Nach dem Unfall im Kernkraftwerk Fukushima im März 2011 kündigte der Europäische Rat vom 24. und 25. März 2011 eine Überprüfung der Sicherheit aller europäischen Kernkraftwerke auf der Grundlage einer transparenten und umfassenden Risikoanalyse – eines so genannten „Stresstests“ – an.
Ziel dieses Stresstests ist es, zu beurteilen, inwieweit Kernkraftwerke über Sicherheitsmargen verfügen, die ihre Betriebssicherheit auch in extremen Notsituationen gewährleisten.
- Was sind Stresstests?
- Welchen Umfang haben Stresstests?
- Wie laufen die Stresstests ab?
- Wo stehen wir heute?
- Berichte
Was sind Stresstests?
Ein Stresstest ist eine gezielte Neubewertung der Sicherheitsmargen kerntechnischer Anlagen. Angesichts der Ereignisse in Fukushima, bei denen extreme (natürliche) Bedingungen einen schweren Unfall verursachten, soll mit dem Stresstest überprüft werden, ob die Sicherheitsmargen auch unter extremen Umständen ausreichende Garantien bieten.

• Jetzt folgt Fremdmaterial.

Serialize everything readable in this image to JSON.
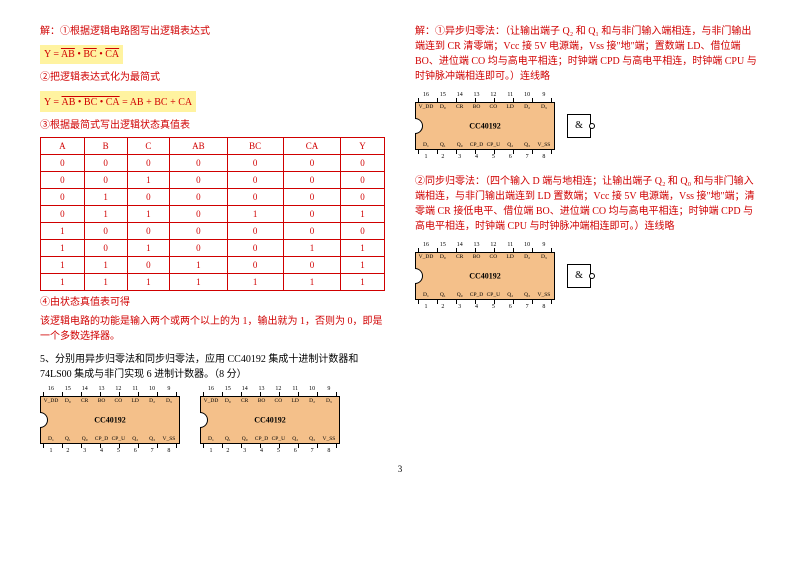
{
  "left": {
    "line1": "解：①根据逻辑电路图写出逻辑表达式",
    "formula1_a": "Y = ",
    "formula1_b": "AB",
    "formula1_c": " • ",
    "formula1_d": "BC",
    "formula1_e": " • ",
    "formula1_f": "CA",
    "line2": "②把逻辑表达式化为最简式",
    "formula2_a": "Y = ",
    "formula2_b": "AB • BC • CA",
    "formula2_c": " = AB + BC + CA",
    "line3": "③根据最简式写出逻辑状态真值表",
    "table": {
      "headers": [
        "A",
        "B",
        "C",
        "AB",
        "BC",
        "CA",
        "Y"
      ],
      "rows": [
        [
          "0",
          "0",
          "0",
          "0",
          "0",
          "0",
          "0"
        ],
        [
          "0",
          "0",
          "1",
          "0",
          "0",
          "0",
          "0"
        ],
        [
          "0",
          "1",
          "0",
          "0",
          "0",
          "0",
          "0"
        ],
        [
          "0",
          "1",
          "1",
          "0",
          "1",
          "0",
          "1"
        ],
        [
          "1",
          "0",
          "0",
          "0",
          "0",
          "0",
          "0"
        ],
        [
          "1",
          "0",
          "1",
          "0",
          "0",
          "1",
          "1"
        ],
        [
          "1",
          "1",
          "0",
          "1",
          "0",
          "0",
          "1"
        ],
        [
          "1",
          "1",
          "1",
          "1",
          "1",
          "1",
          "1"
        ]
      ]
    },
    "line4": "④由状态真值表可得",
    "line5": "该逻辑电路的功能是输入两个或两个以上的为 1，输出就为 1，否则为 0，即是一个多数选择器。",
    "q5": "5、分别用异步归零法和同步归零法，应用 CC40192 集成十进制计数器和 74LS00 集成与非门实现 6 进制计数器。（8 分）"
  },
  "right": {
    "sol1": "解：①异步归零法：（让输出端子 Q₂ 和 Q₁ 和与非门输入端相连，与非门输出端连到 CR 清零端；Vcc 接 5V 电源端，Vss 接\"地\"端；置数端 LD、借位端 BO、进位端 CO 均与高电平相连；时钟端 CPD 与高电平相连，时钟端 CPU 与时钟脉冲端相连即可。）连线略",
    "sol2": "②同步归零法：（四个输入 D 端与地相连；让输出端子 Q₂ 和 Q₀ 和与非门输入端相连，与非门输出端连到 LD 置数端；Vcc 接 5V 电源端，Vss 接\"地\"端；清零端 CR 接低电平、借位端 BO、进位端 CO 均与高电平相连；时钟端 CPD 与高电平相连，时钟端 CPU 与时钟脉冲端相连即可。）连线略"
  },
  "chip": {
    "name": "CC40192",
    "pins_top": [
      "16",
      "15",
      "14",
      "13",
      "12",
      "11",
      "10",
      "9"
    ],
    "pins_bot": [
      "1",
      "2",
      "3",
      "4",
      "5",
      "6",
      "7",
      "8"
    ],
    "labels_top": [
      "V_DD",
      "D₀",
      "CR",
      "BO",
      "CO",
      "LD",
      "D₂",
      "D₃"
    ],
    "labels_bot": [
      "D₁",
      "Q₁",
      "Q₀",
      "CP_D",
      "CP_U",
      "Q₂",
      "Q₃",
      "V_SS"
    ]
  },
  "gate": "&",
  "page": "3",
  "colors": {
    "red": "#d00000",
    "highlight": "#fff3a0",
    "chip_fill": "#f4c08a"
  }
}
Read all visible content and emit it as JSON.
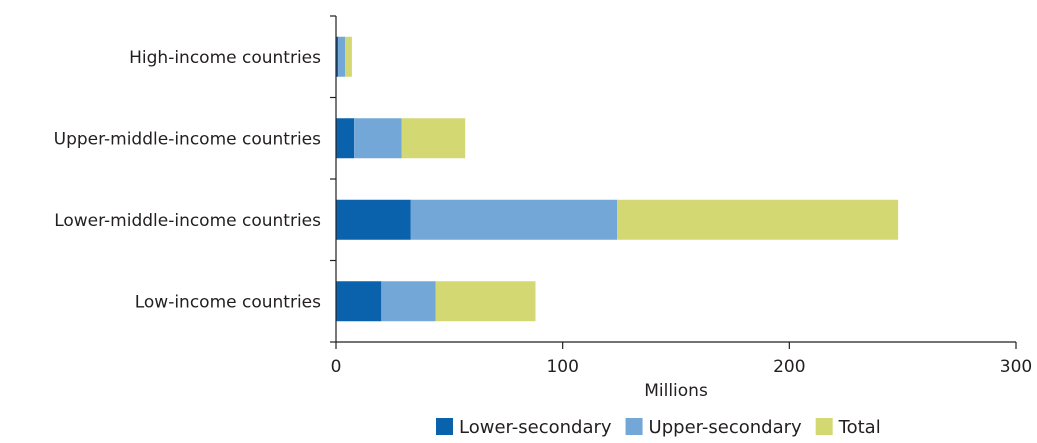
{
  "chart_data": {
    "type": "bar",
    "orientation": "horizontal",
    "stacked": true,
    "categories": [
      "High-income countries",
      "Upper-middle-income countries",
      "Lower-middle-income countries",
      "Low-income countries"
    ],
    "series": [
      {
        "name": "Lower-secondary",
        "color": "#0a62ac",
        "values": [
          1,
          8,
          33,
          20
        ]
      },
      {
        "name": "Upper-secondary",
        "color": "#73a7d8",
        "values": [
          3,
          21,
          91,
          24
        ]
      },
      {
        "name": "Total",
        "color": "#d3d873",
        "values": [
          3,
          28,
          124,
          44
        ]
      }
    ],
    "xlabel": "Millions",
    "ylabel": "",
    "xlim": [
      0,
      300
    ],
    "xticks": [
      0,
      100,
      200,
      300
    ],
    "grid": false,
    "legend_position": "bottom-right"
  }
}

Diese Neubewertung besteht zum einen aus einer Beurteilung der Reaktionsfähigkeit der kerntechnischen Anlage auf Extremsituationen (siehe „Umfang von Stresstests“) und zum anderen aus einer Überprüfung der bestehenden vorbeugenden begrenzenden Maßnahmen nach der Logik der „Verteidigung in der Tiefe“.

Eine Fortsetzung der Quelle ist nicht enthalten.